Kamis, 09 Juli 2026

Penuhi Panggilan Polda Sumut, RS Santa Elisabeth Medan Tegaskan Tidak Ada Malapraktik Atas Kematian Balita Jesicca

Josmarlin Tambunan - Rabu, 08 Juli 2026 22:44 WIB
Penuhi Panggilan Polda Sumut, RS Santa Elisabeth Medan Tegaskan Tidak Ada Malapraktik Atas Kematian Balita Jesicca
Kuasa hukum RS Santa Elisabeth Medan. (Ist)
Medan, MPOL : Pihak Rumah Sakit (RS) Santa Elisabeth Medan secara tegas membantah tudingan malapraktik terkait kematian seorang balita bernama Jesicca Sipayung. Penegasan ini disampaikan menyusul kehadiran dokter penanggung jawab bersama tim kuasa hukum di markas kepolisian.

Baca Juga:
Dokter NS, didampingi
kuasa hukum RS Santa Elisabeth Medan, Betman Sitorus, mendatangi Direktorat Reserse Kriminal Khusus (Ditreskrimsus) Polda Sumatera Utara (Sumut) untuk memenuhi panggilan penyidik pada Selasa (7/7/2026). Panggilan ini merujuk pada bukti laporan polisi dengan nomor laporan LP/B/434/III/2026/Polda Sumut tertanggal 16 Maret 2026.

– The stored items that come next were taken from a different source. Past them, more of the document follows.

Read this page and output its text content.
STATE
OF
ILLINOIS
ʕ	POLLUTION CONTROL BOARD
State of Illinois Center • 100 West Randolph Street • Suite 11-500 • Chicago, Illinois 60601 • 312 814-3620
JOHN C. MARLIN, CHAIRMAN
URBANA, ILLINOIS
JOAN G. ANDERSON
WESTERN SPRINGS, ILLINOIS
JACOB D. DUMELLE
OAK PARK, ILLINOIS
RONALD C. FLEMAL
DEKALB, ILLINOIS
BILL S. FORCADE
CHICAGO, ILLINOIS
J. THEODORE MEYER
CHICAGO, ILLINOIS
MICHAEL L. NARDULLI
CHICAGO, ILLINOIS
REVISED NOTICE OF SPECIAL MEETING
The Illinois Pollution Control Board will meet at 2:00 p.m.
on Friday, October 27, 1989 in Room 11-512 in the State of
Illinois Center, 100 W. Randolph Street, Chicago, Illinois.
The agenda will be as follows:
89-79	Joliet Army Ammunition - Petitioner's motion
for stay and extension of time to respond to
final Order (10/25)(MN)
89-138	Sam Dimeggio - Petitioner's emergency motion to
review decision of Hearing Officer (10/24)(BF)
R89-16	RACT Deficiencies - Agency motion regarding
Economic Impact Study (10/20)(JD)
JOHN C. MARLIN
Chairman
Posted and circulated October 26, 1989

Betman Sitorus menyatakan bahwa seluruh tindakan medis yang diberikan kepada mendiang Jesicca Sipayung sudah berjalan sesuai dengan Standard Operating Procedure (SOP) yang berlaku.

"Sudah sesuai SOP. Kita dari pihak rumah sakit senantiasa berupaya agar pasien sembuh. Sama sekali tidak ada unsur kelalaian dalam pelayanan, apalagi yang sifatnya kesengajaan," ujar Betman kepada awak media di Mapolda Sumut.

Betman juga menyayangkan sekaligus membantah keras narasi dugaan malapraktik yang sempat beredar di beberapa media massa. Pihaknya merasa dirugikan atas penggiringan opini tersebut.

"Tidak ada malapraktik. Kami sangat keberatan karena belum ada putusan pengadilan yang menyatakan kami melakukan malapraktik. Kami tidak terima tuduhan itu," tegasnya.

Terkait agenda yang berlangsung di Ditreskrimsus Polda Sumut, Betman menjelaskan bahwa sempat dilakukan upaya mediasi antara kedua belah pihak. Namun, pertemuan tersebut belum membuahkan kesepakatan.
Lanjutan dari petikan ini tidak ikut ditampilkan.